In this beautifully filmic offering, written and directed by Neil Coppen, Jacques, a South African anaesthetist (Jacques Bessenger), arrives in a cold new destination with the aim of restarting his life, but not before he reflects on the events that brought him to this starkly decorated foreign hotel room.
That Bessenger’s character has many demons to exorcise soon becomes apparent. His relationship with his strict mother (Elize Cawood) is no less reserved and frosty than his relationship with Sizwe (Kopano Maroga), a choreographer brought into Jacques’s life via an app for those seeking fleeting, anonymous physical contact. Complicating matters even more is the probing presence of Mitchell (Marvin-Lee Beukes), a colleague who’s taken a liking to Jacques (and whose endearingly inept attempts at flirtation are quite something to see).

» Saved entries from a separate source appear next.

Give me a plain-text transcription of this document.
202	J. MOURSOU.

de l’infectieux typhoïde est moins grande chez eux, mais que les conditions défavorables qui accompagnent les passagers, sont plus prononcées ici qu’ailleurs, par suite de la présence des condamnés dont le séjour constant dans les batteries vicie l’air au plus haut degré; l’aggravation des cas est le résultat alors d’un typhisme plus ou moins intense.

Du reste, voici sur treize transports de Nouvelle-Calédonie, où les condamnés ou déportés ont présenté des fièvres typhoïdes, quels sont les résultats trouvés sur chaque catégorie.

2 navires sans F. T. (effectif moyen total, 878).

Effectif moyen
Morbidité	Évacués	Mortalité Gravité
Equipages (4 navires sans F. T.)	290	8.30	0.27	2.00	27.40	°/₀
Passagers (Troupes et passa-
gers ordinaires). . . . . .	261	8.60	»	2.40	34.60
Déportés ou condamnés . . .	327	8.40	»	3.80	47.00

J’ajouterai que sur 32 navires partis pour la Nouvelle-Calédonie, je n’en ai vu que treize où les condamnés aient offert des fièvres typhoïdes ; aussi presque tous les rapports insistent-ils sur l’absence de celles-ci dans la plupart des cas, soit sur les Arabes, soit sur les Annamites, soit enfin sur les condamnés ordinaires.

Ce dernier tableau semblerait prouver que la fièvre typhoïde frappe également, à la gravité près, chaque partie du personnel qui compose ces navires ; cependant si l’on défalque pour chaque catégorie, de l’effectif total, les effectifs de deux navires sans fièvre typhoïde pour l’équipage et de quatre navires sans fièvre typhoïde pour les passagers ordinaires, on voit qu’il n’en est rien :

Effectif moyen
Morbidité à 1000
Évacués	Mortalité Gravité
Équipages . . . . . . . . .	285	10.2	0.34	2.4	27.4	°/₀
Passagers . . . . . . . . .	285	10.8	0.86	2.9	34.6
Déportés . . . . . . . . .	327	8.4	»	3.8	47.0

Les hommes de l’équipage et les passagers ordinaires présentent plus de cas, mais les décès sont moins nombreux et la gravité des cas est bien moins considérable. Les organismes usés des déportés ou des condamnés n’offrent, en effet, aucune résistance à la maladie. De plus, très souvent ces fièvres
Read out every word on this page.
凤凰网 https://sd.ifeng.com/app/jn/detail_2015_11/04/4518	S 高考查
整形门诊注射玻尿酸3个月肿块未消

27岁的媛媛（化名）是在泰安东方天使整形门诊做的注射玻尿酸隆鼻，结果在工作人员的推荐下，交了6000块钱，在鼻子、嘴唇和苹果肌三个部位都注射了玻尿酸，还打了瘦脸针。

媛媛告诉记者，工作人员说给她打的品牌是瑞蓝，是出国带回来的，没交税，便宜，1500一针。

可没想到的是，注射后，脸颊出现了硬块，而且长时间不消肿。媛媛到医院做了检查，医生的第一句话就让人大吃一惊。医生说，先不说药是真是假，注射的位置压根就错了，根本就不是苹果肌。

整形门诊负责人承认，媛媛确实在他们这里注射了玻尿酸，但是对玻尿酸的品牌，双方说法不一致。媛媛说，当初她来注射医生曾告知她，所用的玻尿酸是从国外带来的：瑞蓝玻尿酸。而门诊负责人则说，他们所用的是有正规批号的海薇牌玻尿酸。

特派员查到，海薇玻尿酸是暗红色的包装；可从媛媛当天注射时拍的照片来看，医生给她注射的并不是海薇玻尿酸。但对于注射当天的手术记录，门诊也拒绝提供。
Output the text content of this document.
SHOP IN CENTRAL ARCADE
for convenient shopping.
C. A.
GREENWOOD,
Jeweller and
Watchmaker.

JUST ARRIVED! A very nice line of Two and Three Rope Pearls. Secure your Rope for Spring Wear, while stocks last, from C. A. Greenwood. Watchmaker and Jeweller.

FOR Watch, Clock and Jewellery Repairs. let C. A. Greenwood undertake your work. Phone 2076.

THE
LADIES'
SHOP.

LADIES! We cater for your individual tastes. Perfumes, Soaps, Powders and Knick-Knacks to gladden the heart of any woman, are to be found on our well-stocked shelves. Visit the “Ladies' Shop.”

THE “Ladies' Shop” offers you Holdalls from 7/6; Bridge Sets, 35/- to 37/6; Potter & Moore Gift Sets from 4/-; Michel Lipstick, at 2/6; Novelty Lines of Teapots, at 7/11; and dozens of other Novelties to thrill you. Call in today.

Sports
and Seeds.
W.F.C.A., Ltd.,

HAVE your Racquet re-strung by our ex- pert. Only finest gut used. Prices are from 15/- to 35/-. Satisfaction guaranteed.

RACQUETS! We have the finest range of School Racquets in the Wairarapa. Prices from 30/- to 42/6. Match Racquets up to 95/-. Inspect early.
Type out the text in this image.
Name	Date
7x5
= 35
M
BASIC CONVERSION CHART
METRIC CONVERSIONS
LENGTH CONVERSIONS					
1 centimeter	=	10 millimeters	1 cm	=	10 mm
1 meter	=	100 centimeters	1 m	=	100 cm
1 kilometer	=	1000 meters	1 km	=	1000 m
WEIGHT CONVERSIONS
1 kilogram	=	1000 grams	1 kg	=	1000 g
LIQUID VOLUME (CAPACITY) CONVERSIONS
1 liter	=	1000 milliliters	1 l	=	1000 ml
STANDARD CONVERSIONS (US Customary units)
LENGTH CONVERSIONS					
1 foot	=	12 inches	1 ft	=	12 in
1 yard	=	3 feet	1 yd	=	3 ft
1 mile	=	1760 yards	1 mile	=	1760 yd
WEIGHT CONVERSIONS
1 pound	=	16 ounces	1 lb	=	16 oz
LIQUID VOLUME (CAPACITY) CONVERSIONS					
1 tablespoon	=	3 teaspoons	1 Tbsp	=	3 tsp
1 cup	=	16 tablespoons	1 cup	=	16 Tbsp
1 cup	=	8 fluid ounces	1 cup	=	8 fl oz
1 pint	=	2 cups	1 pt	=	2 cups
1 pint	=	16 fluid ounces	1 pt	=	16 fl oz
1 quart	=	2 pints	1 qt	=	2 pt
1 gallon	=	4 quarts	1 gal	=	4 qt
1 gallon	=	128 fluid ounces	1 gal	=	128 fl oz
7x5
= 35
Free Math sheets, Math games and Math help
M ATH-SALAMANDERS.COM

Jacques and Sizwe’s interactions highlight the contemporary struggle between traditional cultural practices and modern medicine, and between parental expectations and reality. When Bessenger’s Jacques rails at Maroga’s Sizwe, it doesn’t take a great deal of imagination to understand that he’s really confronting his own shortcomings and cowardice. Maroga delivers a compelling, energetic performance as his character keeps prodding at his surly companion in an attempt to coax some kind of truth out of him.
Cawood’s character is the quintessential firm but loving mother. She delivers her sardonic lines with devastating precision, and the emotion behind her words hints at so much history and pain that one leaves the theatre very much wanting to see more of this woman’s story.
The play’s preoccupation with cultural tension is beautifully realised —especially in the magnetic performances of Mpume Mthombeni and Ntombi Gasa, a patient’s mother and an ancestor, respectively— with a haunting soundscape and well-conceived lighting design to match. While the production is mostly successful, it does suffer from some unfortunate translation blunders that hamper one’s willingness to buy into the Afrikaans-speaking characters’ authenticity. The ultimate ‘big reveal’ also doesn’t come as much of a surprise, but this doesn’t necessarily diminish the play’s impact in terms of those philosophical questions mentioned above.
Buite Land was part of the US Woordfees. No future Cape Town production dates announced.